With media not rising fast enough to bait, what happened? A miracle. On August 5th, 2016, two weeks after Sullivan and Palmieri’s golf-cart ride, Michael Morell came out with an editorial in the New York Times, “I Ran the CIA. Now I’m Endorsing Hillary Clinton.” A key passage:
Mr. Trump has also taken policy positions consistent with Russian, not American, interests — endorsing Russian espionage against the United States, supporting Russia’s annexation of Crimea and giving a green light to a possible Russian invasion of the Baltic States. In the intelligence business, we would say that Mr. Putin had recruited Mr. Trump as an unwitting agent of the Russian Federation.
Morell concluded by essentially saying his source for Trump being an “unwitting agent” was “my training as an intelligence officer,” language very like the 2020 letter about the laptop. That said signatories may lack proof, but “our experience makes us deeply suspicious that the Russian government played a significant role in this case.”

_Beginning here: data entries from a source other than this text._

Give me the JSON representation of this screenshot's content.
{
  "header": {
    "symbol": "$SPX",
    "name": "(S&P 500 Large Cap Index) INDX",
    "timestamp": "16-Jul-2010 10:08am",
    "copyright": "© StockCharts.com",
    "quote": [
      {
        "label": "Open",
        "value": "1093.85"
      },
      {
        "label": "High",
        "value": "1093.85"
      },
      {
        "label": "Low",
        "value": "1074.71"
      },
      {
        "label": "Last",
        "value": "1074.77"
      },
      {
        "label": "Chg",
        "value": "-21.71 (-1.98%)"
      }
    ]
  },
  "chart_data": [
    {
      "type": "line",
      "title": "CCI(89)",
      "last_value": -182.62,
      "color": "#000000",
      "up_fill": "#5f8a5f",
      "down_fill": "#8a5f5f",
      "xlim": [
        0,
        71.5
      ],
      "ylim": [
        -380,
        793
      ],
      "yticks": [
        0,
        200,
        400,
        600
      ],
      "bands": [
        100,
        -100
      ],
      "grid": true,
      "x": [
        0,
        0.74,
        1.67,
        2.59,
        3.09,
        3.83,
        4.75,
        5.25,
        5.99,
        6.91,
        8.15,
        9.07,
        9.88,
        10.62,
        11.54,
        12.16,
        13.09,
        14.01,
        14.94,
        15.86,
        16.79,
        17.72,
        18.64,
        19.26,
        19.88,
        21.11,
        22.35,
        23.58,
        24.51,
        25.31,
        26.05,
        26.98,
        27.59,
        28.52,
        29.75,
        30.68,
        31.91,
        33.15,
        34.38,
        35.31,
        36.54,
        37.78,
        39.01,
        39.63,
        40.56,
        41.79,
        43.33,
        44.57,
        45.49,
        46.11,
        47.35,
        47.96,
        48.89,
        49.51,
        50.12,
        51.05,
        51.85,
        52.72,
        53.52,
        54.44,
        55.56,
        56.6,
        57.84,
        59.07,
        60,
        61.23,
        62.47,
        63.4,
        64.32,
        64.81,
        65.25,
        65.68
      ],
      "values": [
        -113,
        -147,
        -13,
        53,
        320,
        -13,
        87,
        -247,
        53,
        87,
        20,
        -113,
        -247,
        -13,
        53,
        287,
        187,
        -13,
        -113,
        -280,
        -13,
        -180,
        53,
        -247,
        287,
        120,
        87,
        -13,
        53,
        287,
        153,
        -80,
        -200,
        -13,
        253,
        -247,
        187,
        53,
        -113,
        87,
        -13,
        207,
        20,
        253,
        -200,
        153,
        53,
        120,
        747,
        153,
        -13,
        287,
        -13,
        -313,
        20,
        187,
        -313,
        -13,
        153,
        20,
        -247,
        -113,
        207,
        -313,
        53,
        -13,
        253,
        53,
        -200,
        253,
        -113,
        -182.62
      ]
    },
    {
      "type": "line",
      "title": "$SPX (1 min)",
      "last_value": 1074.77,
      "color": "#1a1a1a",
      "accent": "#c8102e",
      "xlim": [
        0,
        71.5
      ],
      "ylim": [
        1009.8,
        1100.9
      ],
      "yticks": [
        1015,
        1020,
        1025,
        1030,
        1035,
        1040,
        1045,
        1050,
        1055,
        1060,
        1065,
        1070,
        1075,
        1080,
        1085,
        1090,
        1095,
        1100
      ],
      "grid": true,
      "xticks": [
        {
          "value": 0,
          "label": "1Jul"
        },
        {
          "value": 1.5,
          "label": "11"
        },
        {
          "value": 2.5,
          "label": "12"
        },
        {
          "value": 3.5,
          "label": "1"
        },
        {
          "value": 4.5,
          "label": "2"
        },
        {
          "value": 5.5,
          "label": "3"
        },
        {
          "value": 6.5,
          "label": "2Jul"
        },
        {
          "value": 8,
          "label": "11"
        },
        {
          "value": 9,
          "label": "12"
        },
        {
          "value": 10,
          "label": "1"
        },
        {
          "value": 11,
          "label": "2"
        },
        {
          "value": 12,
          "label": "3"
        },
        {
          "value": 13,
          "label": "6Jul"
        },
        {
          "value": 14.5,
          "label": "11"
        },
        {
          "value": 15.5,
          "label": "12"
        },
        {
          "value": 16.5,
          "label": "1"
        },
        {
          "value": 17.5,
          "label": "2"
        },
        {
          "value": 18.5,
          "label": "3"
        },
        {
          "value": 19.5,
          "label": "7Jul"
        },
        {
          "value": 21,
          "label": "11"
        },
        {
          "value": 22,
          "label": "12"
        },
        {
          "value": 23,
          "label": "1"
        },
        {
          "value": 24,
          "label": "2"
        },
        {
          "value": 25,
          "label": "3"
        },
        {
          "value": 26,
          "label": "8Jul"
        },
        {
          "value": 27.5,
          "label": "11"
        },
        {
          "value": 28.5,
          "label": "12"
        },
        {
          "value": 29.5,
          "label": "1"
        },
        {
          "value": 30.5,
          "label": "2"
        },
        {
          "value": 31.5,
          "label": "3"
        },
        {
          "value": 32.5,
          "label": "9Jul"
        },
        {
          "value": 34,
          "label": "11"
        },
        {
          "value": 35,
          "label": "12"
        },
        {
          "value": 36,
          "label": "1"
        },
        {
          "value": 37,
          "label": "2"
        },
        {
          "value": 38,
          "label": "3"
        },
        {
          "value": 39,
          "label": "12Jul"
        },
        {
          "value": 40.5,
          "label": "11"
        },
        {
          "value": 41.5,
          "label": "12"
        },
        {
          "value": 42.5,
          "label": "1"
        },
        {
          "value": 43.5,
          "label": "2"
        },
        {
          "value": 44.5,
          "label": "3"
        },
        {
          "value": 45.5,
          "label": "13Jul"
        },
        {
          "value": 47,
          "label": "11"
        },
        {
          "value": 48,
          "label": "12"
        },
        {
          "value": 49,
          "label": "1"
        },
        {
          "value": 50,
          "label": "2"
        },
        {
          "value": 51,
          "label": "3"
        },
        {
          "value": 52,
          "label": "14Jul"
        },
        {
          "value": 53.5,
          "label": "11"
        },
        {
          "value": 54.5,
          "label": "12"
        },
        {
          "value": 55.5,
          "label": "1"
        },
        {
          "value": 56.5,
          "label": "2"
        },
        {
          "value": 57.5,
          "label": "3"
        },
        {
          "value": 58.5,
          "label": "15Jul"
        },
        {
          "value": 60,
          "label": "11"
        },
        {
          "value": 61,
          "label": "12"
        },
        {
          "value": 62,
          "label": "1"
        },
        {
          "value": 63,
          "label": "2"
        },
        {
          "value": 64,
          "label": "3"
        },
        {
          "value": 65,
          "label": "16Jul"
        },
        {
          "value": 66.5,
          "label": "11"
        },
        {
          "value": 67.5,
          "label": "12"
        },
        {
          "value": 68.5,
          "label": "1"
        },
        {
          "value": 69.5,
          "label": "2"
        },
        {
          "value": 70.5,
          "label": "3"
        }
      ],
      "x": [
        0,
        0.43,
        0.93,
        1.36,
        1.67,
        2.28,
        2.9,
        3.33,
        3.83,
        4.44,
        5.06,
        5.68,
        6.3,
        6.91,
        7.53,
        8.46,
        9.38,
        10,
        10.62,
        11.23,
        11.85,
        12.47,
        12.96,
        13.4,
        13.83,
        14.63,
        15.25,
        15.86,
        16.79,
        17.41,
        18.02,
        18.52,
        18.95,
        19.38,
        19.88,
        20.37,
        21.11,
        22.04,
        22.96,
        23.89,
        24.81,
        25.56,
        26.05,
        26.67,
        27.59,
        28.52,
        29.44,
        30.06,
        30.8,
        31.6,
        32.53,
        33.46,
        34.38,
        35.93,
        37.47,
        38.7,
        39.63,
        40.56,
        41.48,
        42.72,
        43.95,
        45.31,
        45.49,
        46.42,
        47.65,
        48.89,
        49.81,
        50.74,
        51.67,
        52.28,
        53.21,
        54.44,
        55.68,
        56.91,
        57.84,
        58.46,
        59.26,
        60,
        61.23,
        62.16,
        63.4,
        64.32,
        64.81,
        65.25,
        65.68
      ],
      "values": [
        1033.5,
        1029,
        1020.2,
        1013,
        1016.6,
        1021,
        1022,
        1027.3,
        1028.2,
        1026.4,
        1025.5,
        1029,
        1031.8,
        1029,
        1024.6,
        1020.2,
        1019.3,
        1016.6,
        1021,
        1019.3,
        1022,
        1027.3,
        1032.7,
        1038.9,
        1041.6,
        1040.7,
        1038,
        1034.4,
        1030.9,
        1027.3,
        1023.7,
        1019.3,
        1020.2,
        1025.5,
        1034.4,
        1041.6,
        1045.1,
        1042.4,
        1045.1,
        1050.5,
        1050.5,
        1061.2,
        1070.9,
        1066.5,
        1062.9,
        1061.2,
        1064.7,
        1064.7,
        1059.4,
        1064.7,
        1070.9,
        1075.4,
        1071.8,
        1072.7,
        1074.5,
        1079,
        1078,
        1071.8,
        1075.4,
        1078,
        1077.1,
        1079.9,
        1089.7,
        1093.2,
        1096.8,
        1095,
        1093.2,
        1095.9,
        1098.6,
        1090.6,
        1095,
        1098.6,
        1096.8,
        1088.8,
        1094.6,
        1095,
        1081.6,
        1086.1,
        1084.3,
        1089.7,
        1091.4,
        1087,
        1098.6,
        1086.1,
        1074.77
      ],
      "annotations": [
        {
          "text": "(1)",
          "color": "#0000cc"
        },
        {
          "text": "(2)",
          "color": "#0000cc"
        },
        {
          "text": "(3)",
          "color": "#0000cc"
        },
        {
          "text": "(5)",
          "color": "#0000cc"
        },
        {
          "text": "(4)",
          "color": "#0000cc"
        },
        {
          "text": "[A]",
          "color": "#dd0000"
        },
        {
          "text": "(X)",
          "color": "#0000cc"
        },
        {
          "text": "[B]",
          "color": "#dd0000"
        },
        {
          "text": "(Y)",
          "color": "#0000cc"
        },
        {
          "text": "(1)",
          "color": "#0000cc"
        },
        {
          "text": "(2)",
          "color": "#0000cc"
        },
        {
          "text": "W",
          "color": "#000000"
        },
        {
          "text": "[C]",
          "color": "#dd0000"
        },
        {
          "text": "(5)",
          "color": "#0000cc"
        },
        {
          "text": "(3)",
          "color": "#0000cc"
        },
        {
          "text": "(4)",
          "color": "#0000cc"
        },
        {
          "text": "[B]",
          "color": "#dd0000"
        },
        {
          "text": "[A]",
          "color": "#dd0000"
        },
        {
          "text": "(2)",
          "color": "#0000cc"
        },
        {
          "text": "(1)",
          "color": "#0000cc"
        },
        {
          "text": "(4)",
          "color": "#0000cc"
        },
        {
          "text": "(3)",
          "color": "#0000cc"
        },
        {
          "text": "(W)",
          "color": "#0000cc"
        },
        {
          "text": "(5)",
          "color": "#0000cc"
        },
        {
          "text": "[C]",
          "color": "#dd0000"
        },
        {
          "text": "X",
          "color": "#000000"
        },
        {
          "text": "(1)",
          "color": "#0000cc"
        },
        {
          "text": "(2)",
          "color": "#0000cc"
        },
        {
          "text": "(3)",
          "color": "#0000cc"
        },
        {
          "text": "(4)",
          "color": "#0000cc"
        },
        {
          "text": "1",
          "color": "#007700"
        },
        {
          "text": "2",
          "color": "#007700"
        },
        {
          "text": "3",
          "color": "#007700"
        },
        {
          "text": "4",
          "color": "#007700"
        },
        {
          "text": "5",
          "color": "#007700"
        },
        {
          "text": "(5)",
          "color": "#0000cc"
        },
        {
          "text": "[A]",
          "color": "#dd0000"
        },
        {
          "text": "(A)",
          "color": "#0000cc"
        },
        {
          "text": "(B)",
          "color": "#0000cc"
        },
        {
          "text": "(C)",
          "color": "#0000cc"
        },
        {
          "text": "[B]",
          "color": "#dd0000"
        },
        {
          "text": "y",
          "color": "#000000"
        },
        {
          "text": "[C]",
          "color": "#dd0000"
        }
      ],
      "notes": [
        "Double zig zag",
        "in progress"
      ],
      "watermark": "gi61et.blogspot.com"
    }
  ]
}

The 2016 article gave new weight to Trump-Russia claims. The term “unwitting agent” appeared in headlines all over, from Reuters to Politico to NBC to the Washington Post to the Australian Broadcasting Corporation. As my colleague Walter Kirn eloquently put it, “In that statement, we have the seed of seven years of bullshit.”
There may not be a specific law enjoining intelligence officials from spreading lies in mass media to further electoral aims, or against politicians using intelligence personnel to mesmerize the flaccid brains of corporate reporters, but I’d argue such behavior goes against the spirit of the CIA’s 1947 charter prohibiting domestic spycraft.
These people — all of them — need to get out of domestic politics, leave cable, and go back to living off overpaid no-show jobs at the Rand Corporation or Raytheon as God ordained. They are exactly the direct threat to democracy they keep claiming other groups are, and it’s increasingly clear our survival as a nation will depend on finding a way to expunge them from the domestic political arena. It’s their remorseless fascistic rhetoric I think I hear when I see people like Wisconsin Democrat Mark Pocan say about the Tucker Carlson story, “Now they just need to take out the rest of the trash.”
Who’s they? To what higher cabal is a member of congress referring when he talks about sweeping away the rest of America’s human trash? That sounds like Travis Bickle waiting for a “real rain to come and wash all the scum off the streets,” except in modern America that’s not a lone outcast’s fantasy but mainstream cult demand. They want the rabble washed away, and can’t for an excuse to start raining.